The increasing emission of carbon dioxide along with the warming planet is making the scientists and experts worry about the future of forests as per a report in the New York Times.

The relentless rise of atmospheric carbon dioxide concentrations, as observed at Mauna Loa Observatory, Hawaii, since the 1950s, is perhaps the most familiar scientific graph in the 21st century. It gives evidence that human activity is modifying the earth’s atmosphere at a global scale and is at the centre of the debate on global climate change.

The cause of this rise is that carbon dioxide is being emitted through the large-scale burning of oil, coal and gas, which power modern industrial economies with an additional contribution coming from the clearing of forests and woodlands. Rising carbon dioxide levels ultimately warm the planet and will eventually have devastating effect on life as we know it.

It is a fact that forests around the world store large amounts of carbon within their tree trunks, roots, leaves, stems and other biomass associated with them, such as surrounding soils. Forest sequestration is the terrestrial removal of atmospheric carbon dioxide through the biological processes of plants and trees. Thus forests are carbon stores, and they become carbon dioxide sinks when they increase in density or area.

It is seen that to further reduce U.S. carbon dioxide emissions by 7%, as stipulated by the Kyoto Protocol, it would require the planting of an area the size of Texas every 30 years.

According to the Intergovernmental Panel on Climate Change in its Fourth Assessment Report: Mitigation of Climate Change has concluded that a sustainable forest management strategy aimed at maintaining or increasing forest carbon stocks, while producing an annual sustained yield of timber fiber or energy from the forest, will generate the largest sustained mitigation benefit.

Sustainable management practices keep forests growing at a higher rate over a potentially longer period of time, thus, providing net sequestration benefits in addition to those of unmanaged forests.
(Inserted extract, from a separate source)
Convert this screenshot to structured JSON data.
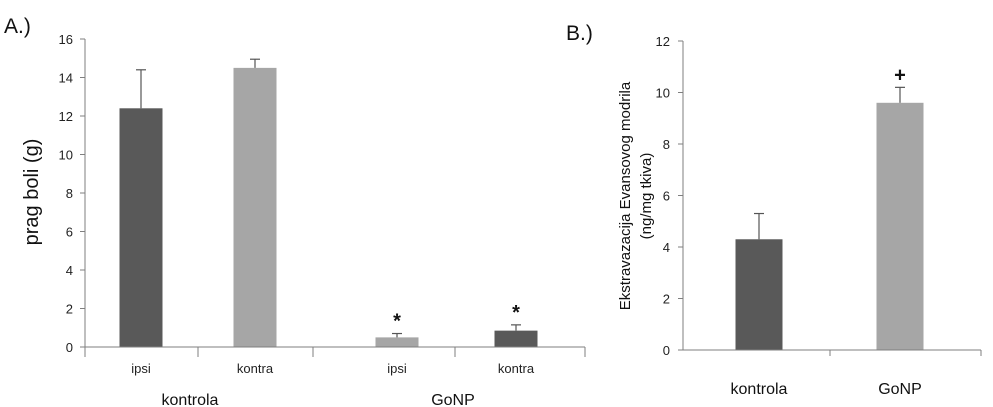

IPCC estimates that the cutting down of forests is now contributing close to 20 per cent of the overall greenhouse gases entering the atmosphere.

Deforestation and forest degradation occur at an alarming rate. According to WWF, we are currently losing over 32 million acres of tropical forest each year. Many environmental scientists believe that restoring degraded land, replacing old-growth forests with young-growth forests and growing forest plantations are good approaches to offset human carbon dioxide emissions and temporarily slow down rising atmospheric temperatures.